Tea is said to have originated in the southwest of China, as a medicinal drink in the time of the Shang Dynasty (1500 BC-1046 BC). It is referenced in medical literature as early as the third century A.D. The trading of tea began in the late sixth century and over time tea found its way into Tibet. Early in the ninth century, Buddhist monks introduced tea to Japan and as more trade routes were established the spread of tea continued. By the seventeenth century, tea had made its way into Russia, Iran, Turkey and Egypt.

Tea

TAKING OVER EUROPE AND                               THE SUB-CONTINENT

Tea began its European takeover in 1610 when a Dutch trading ship brought a load of tea chests into Amsterdam. From here the Dutch exported it to Italy, Germany and Portugal. In 1645 London received its first case of tea and the drinking of tea quickly spread through the aristocracy. Anne Russell, Duchess of Bedford however, can be credited with introducing tea to the working class in the 1840s through the creation of a new meal between lunch and dinner called afternoon tea.

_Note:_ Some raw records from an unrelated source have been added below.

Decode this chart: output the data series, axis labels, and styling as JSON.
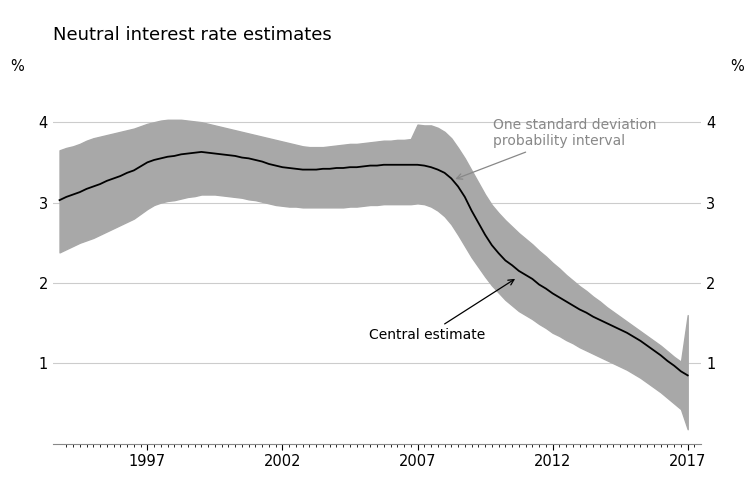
{
  "title": "Neutral interest rate estimates",
  "ylabel_left": "%",
  "ylabel_right": "%",
  "ylim": [
    0,
    4.6
  ],
  "yticks": [
    1,
    2,
    3,
    4
  ],
  "xlim": [
    1993.5,
    2017.5
  ],
  "xticks": [
    1997,
    2002,
    2007,
    2012,
    2017
  ],
  "fill_color": "#a8a8a8",
  "line_color": "#000000",
  "background_color": "#ffffff",
  "annotation_central": "Central estimate",
  "annotation_sd": "One standard deviation\nprobability interval",
  "years": [
    1993.75,
    1994.0,
    1994.25,
    1994.5,
    1994.75,
    1995.0,
    1995.25,
    1995.5,
    1995.75,
    1996.0,
    1996.25,
    1996.5,
    1996.75,
    1997.0,
    1997.25,
    1997.5,
    1997.75,
    1998.0,
    1998.25,
    1998.5,
    1998.75,
    1999.0,
    1999.25,
    1999.5,
    1999.75,
    2000.0,
    2000.25,
    2000.5,
    2000.75,
    2001.0,
    2001.25,
    2001.5,
    2001.75,
    2002.0,
    2002.25,
    2002.5,
    2002.75,
    2003.0,
    2003.25,
    2003.5,
    2003.75,
    2004.0,
    2004.25,
    2004.5,
    2004.75,
    2005.0,
    2005.25,
    2005.5,
    2005.75,
    2006.0,
    2006.25,
    2006.5,
    2006.75,
    2007.0,
    2007.25,
    2007.5,
    2007.75,
    2008.0,
    2008.25,
    2008.5,
    2008.75,
    2009.0,
    2009.25,
    2009.5,
    2009.75,
    2010.0,
    2010.25,
    2010.5,
    2010.75,
    2011.0,
    2011.25,
    2011.5,
    2011.75,
    2012.0,
    2012.25,
    2012.5,
    2012.75,
    2013.0,
    2013.25,
    2013.5,
    2013.75,
    2014.0,
    2014.25,
    2014.5,
    2014.75,
    2015.0,
    2015.25,
    2015.5,
    2015.75,
    2016.0,
    2016.25,
    2016.5,
    2016.75,
    2017.0
  ],
  "central": [
    3.03,
    3.07,
    3.1,
    3.13,
    3.17,
    3.2,
    3.23,
    3.27,
    3.3,
    3.33,
    3.37,
    3.4,
    3.45,
    3.5,
    3.53,
    3.55,
    3.57,
    3.58,
    3.6,
    3.61,
    3.62,
    3.63,
    3.62,
    3.61,
    3.6,
    3.59,
    3.58,
    3.56,
    3.55,
    3.53,
    3.51,
    3.48,
    3.46,
    3.44,
    3.43,
    3.42,
    3.41,
    3.41,
    3.41,
    3.42,
    3.42,
    3.43,
    3.43,
    3.44,
    3.44,
    3.45,
    3.46,
    3.46,
    3.47,
    3.47,
    3.47,
    3.47,
    3.47,
    3.47,
    3.46,
    3.44,
    3.41,
    3.37,
    3.3,
    3.2,
    3.07,
    2.9,
    2.75,
    2.6,
    2.47,
    2.37,
    2.28,
    2.22,
    2.15,
    2.1,
    2.05,
    1.98,
    1.93,
    1.87,
    1.82,
    1.77,
    1.72,
    1.67,
    1.63,
    1.58,
    1.54,
    1.5,
    1.46,
    1.42,
    1.38,
    1.33,
    1.28,
    1.22,
    1.16,
    1.1,
    1.03,
    0.97,
    0.9,
    0.85
  ],
  "upper": [
    3.65,
    3.68,
    3.7,
    3.73,
    3.77,
    3.8,
    3.82,
    3.84,
    3.86,
    3.88,
    3.9,
    3.92,
    3.95,
    3.98,
    4.0,
    4.02,
    4.03,
    4.03,
    4.03,
    4.02,
    4.01,
    4.0,
    3.98,
    3.96,
    3.94,
    3.92,
    3.9,
    3.88,
    3.86,
    3.84,
    3.82,
    3.8,
    3.78,
    3.76,
    3.74,
    3.72,
    3.7,
    3.69,
    3.69,
    3.69,
    3.7,
    3.71,
    3.72,
    3.73,
    3.73,
    3.74,
    3.75,
    3.76,
    3.77,
    3.77,
    3.78,
    3.78,
    3.79,
    3.97,
    3.96,
    3.96,
    3.93,
    3.88,
    3.8,
    3.68,
    3.55,
    3.4,
    3.25,
    3.1,
    2.97,
    2.87,
    2.78,
    2.7,
    2.62,
    2.55,
    2.48,
    2.4,
    2.33,
    2.25,
    2.18,
    2.1,
    2.03,
    1.96,
    1.9,
    1.83,
    1.77,
    1.7,
    1.64,
    1.58,
    1.52,
    1.46,
    1.4,
    1.34,
    1.28,
    1.22,
    1.15,
    1.08,
    1.02,
    1.6
  ],
  "lower": [
    2.38,
    2.42,
    2.46,
    2.5,
    2.53,
    2.56,
    2.6,
    2.64,
    2.68,
    2.72,
    2.76,
    2.8,
    2.86,
    2.92,
    2.97,
    3.0,
    3.02,
    3.03,
    3.05,
    3.07,
    3.08,
    3.1,
    3.1,
    3.1,
    3.09,
    3.08,
    3.07,
    3.06,
    3.04,
    3.03,
    3.01,
    2.99,
    2.97,
    2.96,
    2.95,
    2.95,
    2.94,
    2.94,
    2.94,
    2.94,
    2.94,
    2.94,
    2.94,
    2.95,
    2.95,
    2.96,
    2.97,
    2.97,
    2.98,
    2.98,
    2.98,
    2.98,
    2.98,
    2.99,
    2.98,
    2.95,
    2.9,
    2.83,
    2.73,
    2.6,
    2.46,
    2.32,
    2.2,
    2.08,
    1.97,
    1.88,
    1.79,
    1.72,
    1.65,
    1.6,
    1.55,
    1.49,
    1.44,
    1.38,
    1.34,
    1.29,
    1.25,
    1.2,
    1.16,
    1.12,
    1.08,
    1.04,
    1.0,
    0.96,
    0.92,
    0.87,
    0.82,
    0.76,
    0.7,
    0.64,
    0.57,
    0.5,
    0.43,
    0.18
  ],
  "grid_color": "#cccccc",
  "grid_linewidth": 0.8,
  "spine_color": "#888888"
}
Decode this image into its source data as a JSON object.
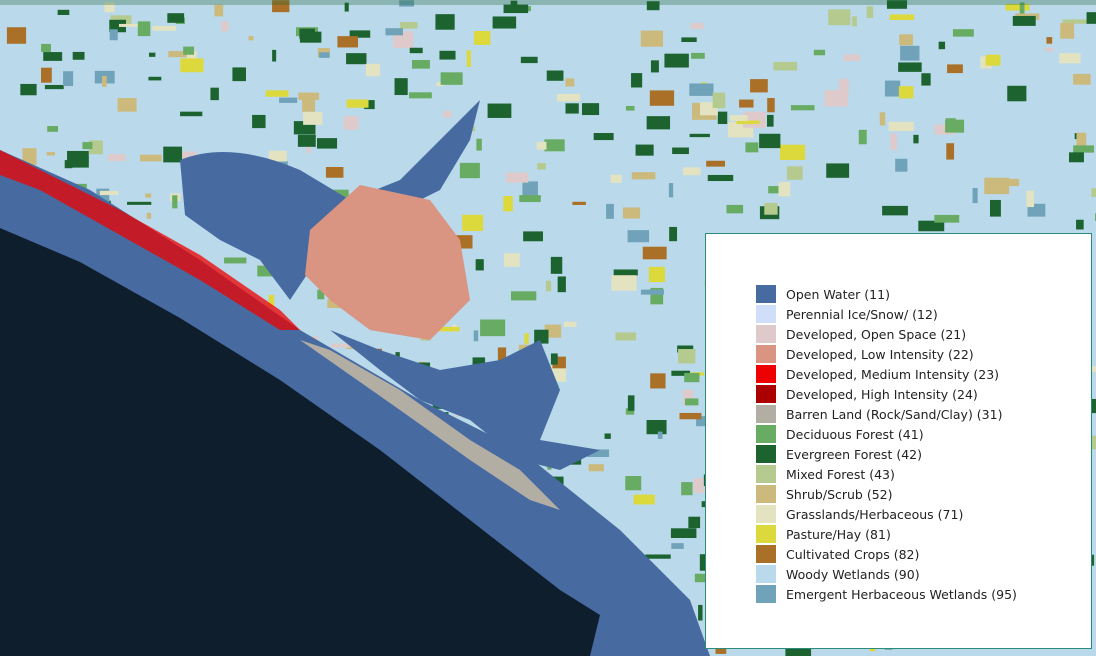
{
  "legend": {
    "items": [
      {
        "label": "Open Water (11)",
        "color": "#476ba1"
      },
      {
        "label": "Perennial Ice/Snow/ (12)",
        "color": "#d1defa"
      },
      {
        "label": "Developed, Open Space (21)",
        "color": "#decaca"
      },
      {
        "label": "Developed, Low Intensity (22)",
        "color": "#d99482"
      },
      {
        "label": "Developed, Medium Intensity (23)",
        "color": "#ee0000"
      },
      {
        "label": "Developed, High Intensity (24)",
        "color": "#ab0000"
      },
      {
        "label": "Barren Land (Rock/Sand/Clay) (31)",
        "color": "#b3aea3"
      },
      {
        "label": "Deciduous Forest (41)",
        "color": "#68ab63"
      },
      {
        "label": "Evergreen Forest (42)",
        "color": "#1c6330"
      },
      {
        "label": "Mixed Forest (43)",
        "color": "#b5ca8f"
      },
      {
        "label": "Shrub/Scrub (52)",
        "color": "#ccba7d"
      },
      {
        "label": "Grasslands/Herbaceous (71)",
        "color": "#e3e3c2"
      },
      {
        "label": "Pasture/Hay (81)",
        "color": "#dcd93d"
      },
      {
        "label": "Cultivated Crops (82)",
        "color": "#ab7028"
      },
      {
        "label": "Woody Wetlands (90)",
        "color": "#bad9eb"
      },
      {
        "label": "Emergent Herbaceous Wetlands (95)",
        "color": "#70a3ba"
      }
    ]
  }
}
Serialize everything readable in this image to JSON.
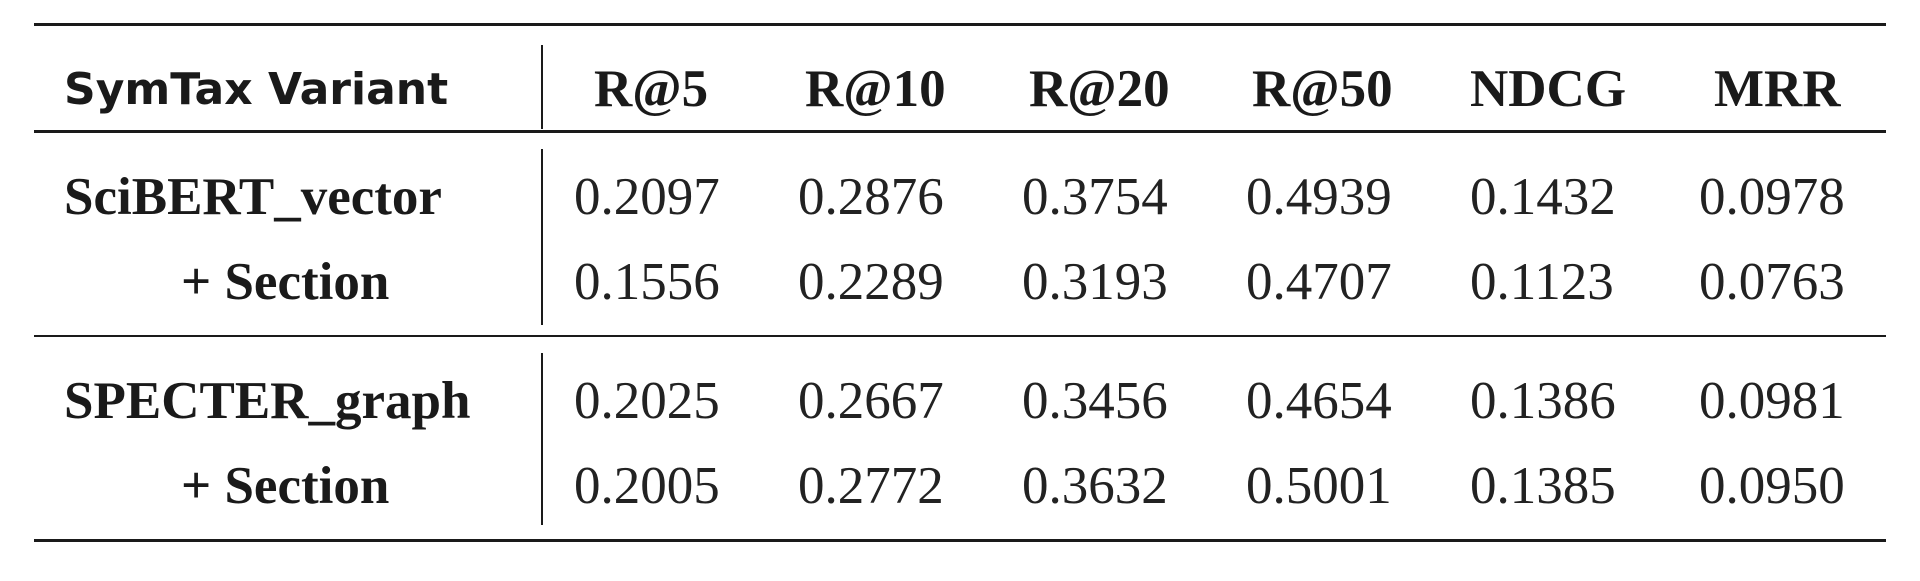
{
  "table": {
    "headers": [
      "SymTax Variant",
      "R@5",
      "R@10",
      "R@20",
      "R@50",
      "NDCG",
      "MRR"
    ],
    "rows": [
      {
        "variant": "SciBERT_vector",
        "values": [
          "0.2097",
          "0.2876",
          "0.3754",
          "0.4939",
          "0.1432",
          "0.0978"
        ]
      },
      {
        "variant": "+ Section",
        "values": [
          "0.1556",
          "0.2289",
          "0.3193",
          "0.4707",
          "0.1123",
          "0.0763"
        ]
      },
      {
        "variant": "SPECTER_graph",
        "values": [
          "0.2025",
          "0.2667",
          "0.3456",
          "0.4654",
          "0.1386",
          "0.0981"
        ]
      },
      {
        "variant": "+ Section",
        "values": [
          "0.2005",
          "0.2772",
          "0.3632",
          "0.5001",
          "0.1385",
          "0.0950"
        ]
      }
    ]
  }
}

Tea cultivation began in India in the nineteenth century as the British sought to cut out the Chinese middle men. In 1823, wild tea plants were discovered in Assam by Major Robert Bruce of the East India Company. In 1834, Charles Alexander Bruce successfully created India's first tea plantation. However, not satisfied with the slow progress of the industry, the British cheekily sent spies to China to uncover their tea growing secrets. Botanist Robert Fortune returned from this escapade in 1848 with 20,000 tea plants, essential know how regarding the processing of leaves and 80 Chinese workers, all of which together, helped accelerate the cultivation of tea in India.

Sri Lanka was the world's largest coffee producer in the 1870s. However over a ten year period from 1869, a plant disease known as coffee rust started to spread and eventually wiped out the coffee plantations and hence this key industry. Shortly after, thanks to a British man by the name of James Taylor, who had been tinkering away growing and producing tea on one of his coffee plantations, the tea industry took off. It has grown substantially since that time and is now the fourth largest tea producing nation in the world, a hero saving the Sri Lankan economy from ruin.